Hoe raken mensen verstrikt in het web van mensenhandel?

“De rode draad is altijd de socio-economische context waarin het potentieel slachtoffer zich bevindt. Als het gaat over economische uitbuiting gaat het ook vaker om mannen, zoals de 55 Antwerpse slachtoffers die oorspronkelijk uit de Filipijnen en Bangladesh komen. Zij wilden hun familie financieel ondersteunen. Meestal stappen bedrijven of organisaties naar zulke mensen toe om hen te rekruteren voor een job in bijvoorbeeld West-Europa. Er komen beloftes: dat ze genoeg zullen verdienen om hun familie ruimschoots te kunnen onderhouden.

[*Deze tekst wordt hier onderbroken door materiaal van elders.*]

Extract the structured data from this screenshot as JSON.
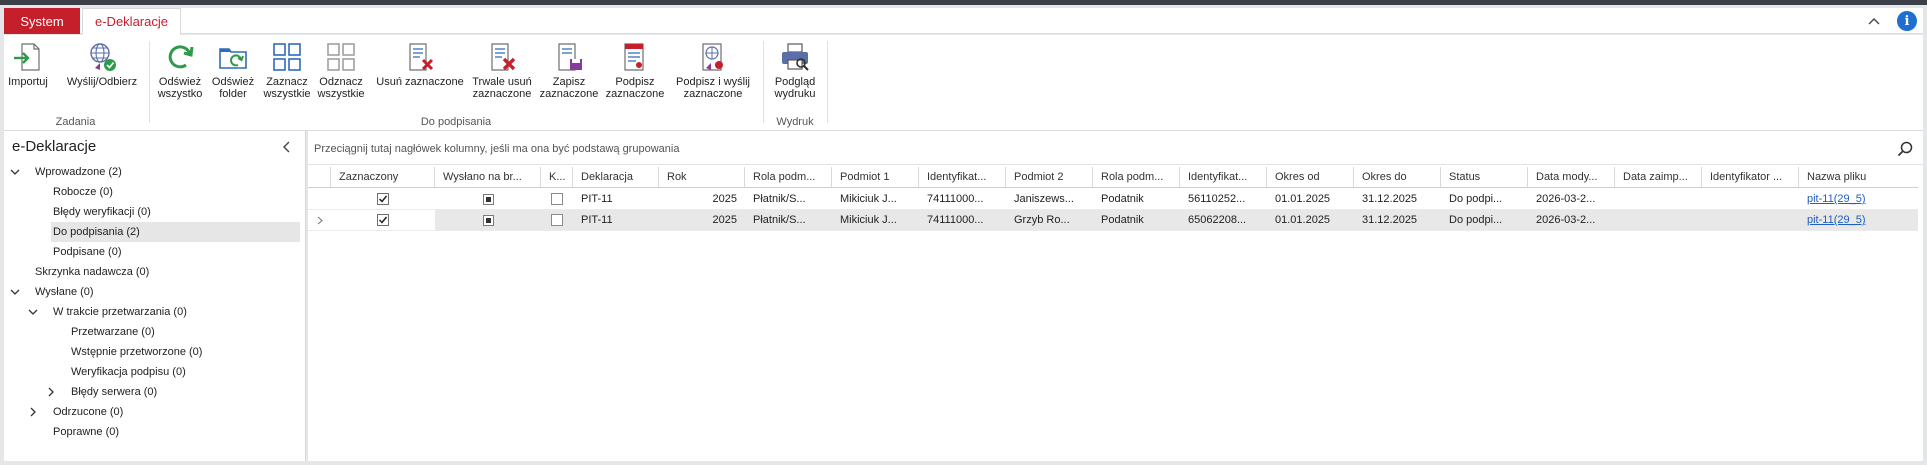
{
  "tabs": {
    "system": "System",
    "edeklaracje": "e-Deklaracje"
  },
  "info_glyph": "i",
  "colors": {
    "accent": "#c41f2b",
    "info": "#1f6fd1",
    "link": "#1f5fbf",
    "selected_row": "#e8e8e8"
  },
  "ribbon": {
    "groups": {
      "zadania": "Zadania",
      "do_podpisania": "Do podpisania",
      "wydruk": "Wydruk"
    },
    "buttons": {
      "importuj": {
        "l1": "Importuj",
        "l2": "",
        "icon": "import-icon"
      },
      "wyslij": {
        "l1": "Wyślij/Odbierz",
        "l2": "",
        "icon": "send-receive-icon"
      },
      "odswiez_wszystko": {
        "l1": "Odśwież",
        "l2": "wszystko",
        "icon": "refresh-icon"
      },
      "odswiez_folder": {
        "l1": "Odśwież",
        "l2": "folder",
        "icon": "refresh-folder-icon"
      },
      "zaznacz_wszystkie": {
        "l1": "Zaznacz",
        "l2": "wszystkie",
        "icon": "select-all-icon"
      },
      "odznacz_wszystkie": {
        "l1": "Odznacz",
        "l2": "wszystkie",
        "icon": "deselect-all-icon"
      },
      "usun_zaznaczone": {
        "l1": "Usuń zaznaczone",
        "l2": "",
        "icon": "delete-selected-icon"
      },
      "trwale_usun": {
        "l1": "Trwale usuń",
        "l2": "zaznaczone",
        "icon": "permanent-delete-icon"
      },
      "zapisz": {
        "l1": "Zapisz",
        "l2": "zaznaczone",
        "icon": "save-selected-icon"
      },
      "podpisz": {
        "l1": "Podpisz",
        "l2": "zaznaczone",
        "icon": "sign-selected-icon"
      },
      "podpisz_wyslij": {
        "l1": "Podpisz i wyślij",
        "l2": "zaznaczone",
        "icon": "sign-send-icon"
      },
      "podglad": {
        "l1": "Podgląd",
        "l2": "wydruku",
        "icon": "print-preview-icon"
      }
    }
  },
  "left": {
    "title": "e-Deklaracje",
    "tree": [
      {
        "label": "Wprowadzone (2)"
      },
      {
        "label": "Robocze (0)"
      },
      {
        "label": "Błędy weryfikacji (0)"
      },
      {
        "label": "Do podpisania (2)"
      },
      {
        "label": "Podpisane (0)"
      },
      {
        "label": "Skrzynka nadawcza (0)"
      },
      {
        "label": "Wysłane (0)"
      },
      {
        "label": "W trakcie przetwarzania (0)"
      },
      {
        "label": "Przetwarzane (0)"
      },
      {
        "label": "Wstępnie przetworzone (0)"
      },
      {
        "label": "Weryfikacja podpisu (0)"
      },
      {
        "label": "Błędy serwera (0)"
      },
      {
        "label": "Odrzucone (0)"
      },
      {
        "label": "Poprawne (0)"
      }
    ]
  },
  "grid": {
    "group_hint": "Przeciągnij tutaj nagłówek kolumny, jeśli ma ona być podstawą grupowania",
    "headers": [
      "Zaznaczony",
      "Wysłano na br...",
      "K...",
      "Deklaracja",
      "Rok",
      "Rola podm...",
      "Podmiot 1",
      "Identyfikat...",
      "Podmiot 2",
      "Rola podm...",
      "Identyfikat...",
      "Okres od",
      "Okres do",
      "Status",
      "Data mody...",
      "Data zaimp...",
      "Identyfikator ...",
      "Nazwa pliku"
    ],
    "rows": [
      {
        "deklaracja": "PIT-11",
        "rok": "2025",
        "rola1": "Płatnik/S...",
        "podmiot1": "Mikiciuk J...",
        "ident1": "74111000...",
        "podmiot2": "Janiszews...",
        "rola2": "Podatnik",
        "ident2": "56110252...",
        "okres_od": "01.01.2025",
        "okres_do": "31.12.2025",
        "status": "Do podpi...",
        "data_mod": "2026-03-2...",
        "data_imp": "",
        "identyfikator": "",
        "plik": "pit-11(29_5)"
      },
      {
        "deklaracja": "PIT-11",
        "rok": "2025",
        "rola1": "Płatnik/S...",
        "podmiot1": "Mikiciuk J...",
        "ident1": "74111000...",
        "podmiot2": "Grzyb Ro...",
        "rola2": "Podatnik",
        "ident2": "65062208...",
        "okres_od": "01.01.2025",
        "okres_do": "31.12.2025",
        "status": "Do podpi...",
        "data_mod": "2026-03-2...",
        "data_imp": "",
        "identyfikator": "",
        "plik": "pit-11(29_5)"
      }
    ]
  }
}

“Deze mensen raken zo in een steeds lastiger kluwen terecht: ze voelen druk om geld te sturen naar hun familie, ook al verdienen ze hier maar 650 euro per maand. Ook al is dat uitbuiting, naar Filipijnse normen is dat mooi betaald natuurlijk. Daarbij komen soms nog ‘schulden’ van de reis naar hier. Het is niet moeilijk om in zo’n situatie verzeild te geraken.”

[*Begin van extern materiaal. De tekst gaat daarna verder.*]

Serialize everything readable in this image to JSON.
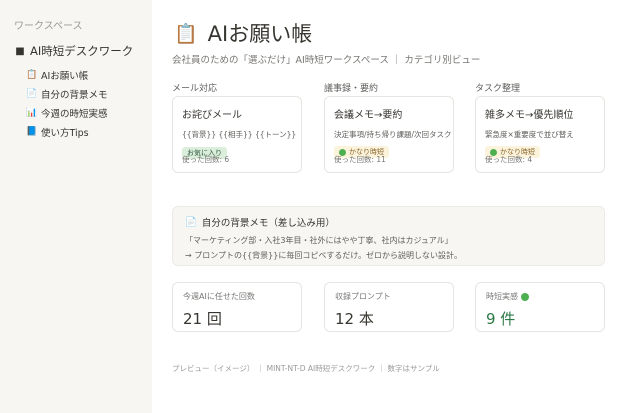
{
  "sidebar": {
    "workspace_label": "ワークスペース",
    "root": {
      "icon": "folder-icon",
      "glyph": "🖿",
      "label": "AI時短デスクワーク"
    },
    "items": [
      {
        "icon": "clipboard-icon",
        "glyph": "📋",
        "label": "AIお願い帳"
      },
      {
        "icon": "memo-icon",
        "glyph": "📄",
        "label": "自分の背景メモ"
      },
      {
        "icon": "chart-icon",
        "glyph": "📊",
        "label": "今週の時短実感"
      },
      {
        "icon": "book-icon",
        "glyph": "📘",
        "label": "使い方Tips"
      }
    ]
  },
  "page": {
    "icon_glyph": "📋",
    "title": "AIお願い帳",
    "subtitle": "会社員のための「選ぶだけ」AI時短ワークスペース ｜ カテゴリ別ビュー"
  },
  "columns": [
    {
      "label": "メール対応",
      "card": {
        "title": "お詫びメール",
        "desc": "{{背景}} {{相手}} {{トーン}}",
        "badge": "お気に入り",
        "badge_style": "green",
        "used": "使った回数: 6"
      }
    },
    {
      "label": "議事録・要約",
      "card": {
        "title": "会議メモ→要約",
        "desc": "決定事項/持ち帰り課題/次回タスク",
        "badge": "かなり時短",
        "badge_style": "yellow",
        "used": "使った回数: 11"
      }
    },
    {
      "label": "タスク整理",
      "card": {
        "title": "雑多メモ→優先順位",
        "desc": "緊急度×重要度で並び替え",
        "badge": "かなり時短",
        "badge_style": "yellow",
        "used": "使った回数: 4"
      }
    }
  ],
  "memo": {
    "title": "自分の背景メモ（差し込み用）",
    "line1": "「マーケティング部・入社3年目・社外にはやや丁寧、社内はカジュアル」",
    "line2": "→ プロンプトの{{背景}}に毎回コピペするだけ。ゼロから説明しない設計。"
  },
  "stats": [
    {
      "label": "今週AIに任せた回数",
      "value": "21 回",
      "has_dot": false
    },
    {
      "label": "収録プロンプト",
      "value": "12 本",
      "has_dot": false
    },
    {
      "label": "時短実感",
      "value": "9 件",
      "has_dot": true
    }
  ],
  "footer": "プレビュー（イメージ） ｜ MINT-NT-D AI時短デスクワーク ｜ 数字はサンプル",
  "colors": {
    "sidebar_bg": "#f7f6f3",
    "badge_green_bg": "#dbeddb",
    "badge_yellow_bg": "#fbf3db",
    "accent_green": "#4caf50",
    "stat_green": "#2b7a46"
  }
}
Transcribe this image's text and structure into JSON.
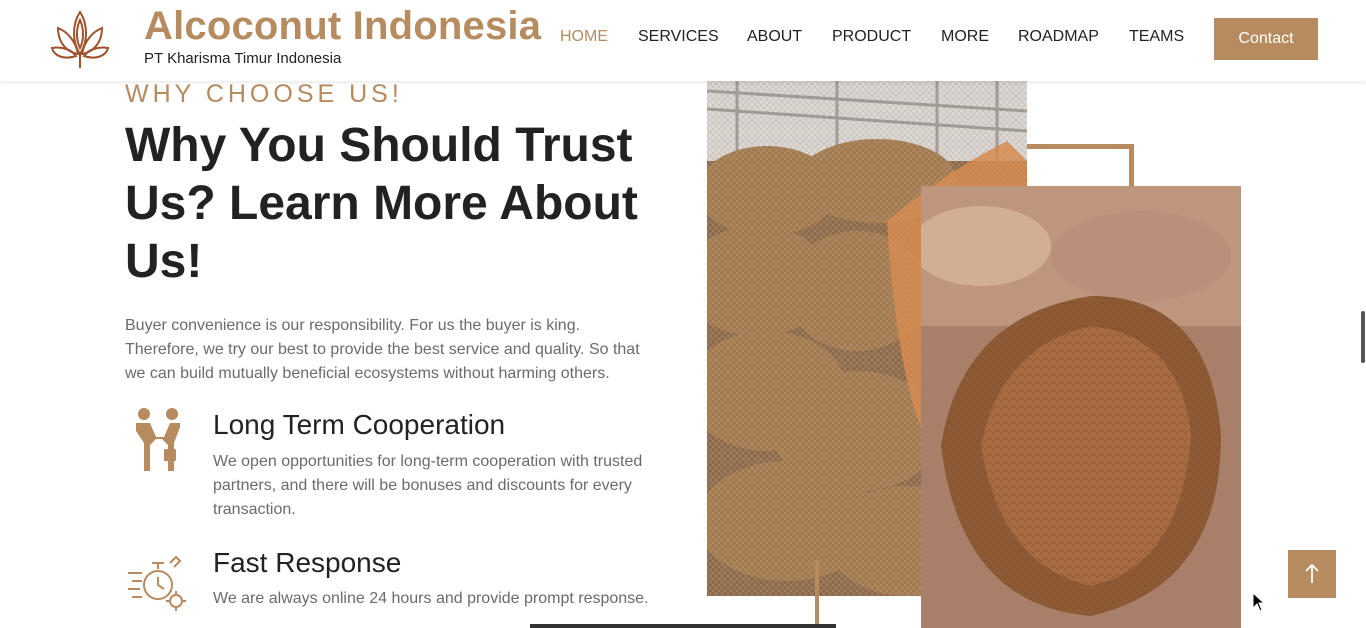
{
  "header": {
    "brand_title": "Alcoconut Indonesia",
    "brand_subtitle": "PT Kharisma Timur Indonesia",
    "logo_icon": "lotus-leaf-icon",
    "nav": [
      {
        "label": "HOME",
        "active": true
      },
      {
        "label": "SERVICES",
        "active": false
      },
      {
        "label": "ABOUT",
        "active": false
      },
      {
        "label": "PRODUCT",
        "active": false
      },
      {
        "label": "MORE",
        "active": false
      },
      {
        "label": "ROADMAP",
        "active": false
      },
      {
        "label": "TEAMS",
        "active": false
      }
    ],
    "contact_label": "Contact"
  },
  "section": {
    "eyebrow": "WHY CHOOSE US!",
    "heading": "Why You Should Trust Us? Learn More About Us!",
    "intro": "Buyer convenience is our responsibility. For us the buyer is king. Therefore, we try our best to provide the best service and quality. So that we can build mutually beneficial ecosystems without harming others.",
    "features": [
      {
        "icon": "handshake-icon",
        "title": "Long Term Cooperation",
        "description": "We open opportunities for long-term cooperation with trusted partners, and there will be bonuses and discounts for every transaction."
      },
      {
        "icon": "fast-clock-gear-icon",
        "title": "Fast Response",
        "description": "We are always online 24 hours and provide prompt response."
      }
    ]
  },
  "scroll_top_icon": "arrow-up-icon",
  "colors": {
    "accent": "#b58b5f",
    "text_dark": "#222222",
    "text_muted": "#6b6b6b"
  }
}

Klaus Vanhoutte (opvangcentrum voor slachtoffers van mensenhandel Payoke): ‘Veel slachtoffers blijven onder de radar. Want dat is een ander groot probleem: er zijn te weinig investeringen om slachtoffers van mensenhandel te detecteren.’Beeld Daniil Lavrovski

In Antwerpen gaat het over een groot bedrijf dat zich verstopt achter een toeleveringsbedrijf.

“Het is heel vaak een piramidesysteem. Een bedrijf als Borealis is waanzinnig groot, zij moeten hun werk wel uitbesteden. Voor de job waar de 55 slachtoffers mee bezig waren, deed het bedrijf blijkbaar een beroep op een Frans bedrijf. Dat bedrijf had misschien ook een tekort aan arbeiders. Dan rekenen die weer op een ander bedrijf. Zo krijgen we een kluwen aan ondernemingen die onder elkaar werken. En de top kan daar perfect mee wegkomen. Hoe lossen we dat op? Door de controles op de werven op te drijven. Dan komt het probleem aan de oppervlakte.”

De Filipijnse en Bengaalse arbeiders werkten op een werf van chemiereus Borealis in de Antwerpse haven.Beeld Photo News

Hoe geraken slachtoffers nog uit zo’n situatie?

“In dit geval is er contact geweest tussen de Filipijnse consul en enkele slachtoffers. Dat bracht de bal aan het rollen toen de consul aan de alarmbel trok. Tachtig procent van de cliënten bij Payoke komen nochtans niet binnen via politie of inspecties. Zij komen binnen via ngo’s, vrienden, of gewoon zelf.

“Als er eenmaal een procedure gestart wordt, kunnen wij die mensen wel uit het kluwen halen. Slachtoffers kunnen hier een toekomst hebben, maar dat vergt veel werk: psychosociaal, juridisch en financieel. De overheid heeft al veel gedaan in de strijd tegen mensenhandel, maar we moeten ook echt gaan investeren in psychosociale begeleiding, en directe zorg voor slachtoffers van mensenhandel.”

Hoe moet het nu verder met de slachtoffers in Antwerpen?

“De 55 slachtoffers zaten in een afschuwelijke situatie. Payoke kon er maar vier opvangen.  We kunnen de 51 anderen dus niet helpen. Ze kregen wel opvang via de Stad Antwerpen, maar krijgen momenteel geen psychologische hulp, omdat onze capaciteit te klein is. Dat doet enorm veel met ons personeel. Hopelijk kunnen we alle slachtoffers van mensenhandel binnenkort toch de hulp bieden die ze nodig hebben.”